By 1870 there are ships leaving every single day between liverpool and New York, carrying Irish emigrants. It's an entirely regularized and routinzed trade. So I'm sure they could have managed shipping coal from Holyhead to dublin: there was abundant cheap labor to offset the relatively modest cost of shipping coal..
The primary interest of the Anglo irish ruling class is finding more profitable uses for rural land, so they encourage cattle rearing--to feed the industrial revolution in England--and they do their best to get the native Irish to leave, rather than foster the kind of industrialization you see in nearly every other country in Europe. This class of people is highly committed to a specific lifestyle; so much so that by the twentieth century they are going bankrupt and selling off land to pay debts. It's ultimately economically irrational behavior, like, say, buying Twitter for more than it's worth, or investing heavily in crypto.

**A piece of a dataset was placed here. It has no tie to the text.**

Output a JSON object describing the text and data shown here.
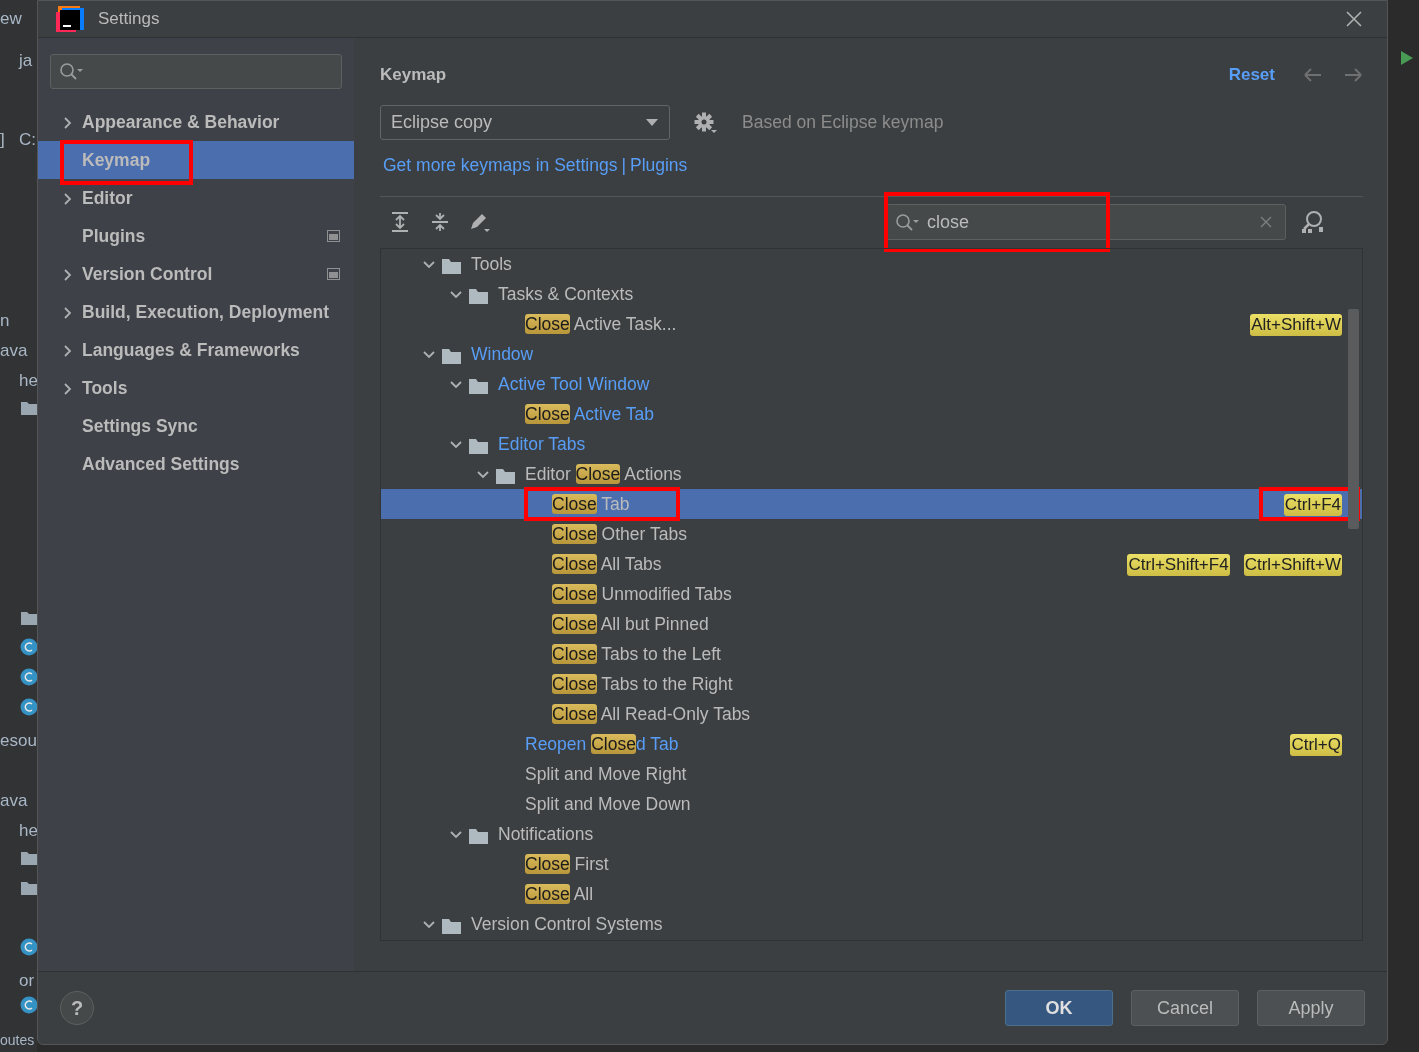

When the Anglo Irish make attempts to "industrialize" Ireland they do so in every specific ways--look for example at the two "irish Villages" at the 1893 world's fair in Chicago. They were both run by women interested in fostering
cottage industry in Ireland--weaving, home crafts industries, things that remained charming and rural. The chairperson of the Association of Irish Industries is Lady Aberdeen. She imagines the future of Irish industry as people making lace napkins for Chicago department stores. I am not making this up: Both "Irish village"s were an attempt to imagine "irish industry." This at a time when hundreds of thousands of Irish born people were working in Chicago, one of the most heavily industrialized cities n the world. Lady Aberdeen is the class of people and the mindset I'm talking about. This article is another example--
https://paperspast.natlib.govt.nz/perio ... 40629.2.25. Mrs Alice Hart's entire Donegal Village including the workers was shipped to Wanamaker's department store in Philly. Philly was at that time the most industrialized city in the US, possibly the world, with the second largest population of Irish people laboring in its many industries.
You could certainly find industry in the counties in the south, but it's undercapitalized, and the mindset of the Anglo irish ruling class, as in the example of Mrs. Hart and Lady Aberdeen above, is focused controlling the process of industrialization in ways that preserve the charm of the peasantry.
To return to the subject at hand, this is the context in which O'Neill is collecting music--a context where he could walk four blocks and go see lady Aberdeen's vision of irish "industry."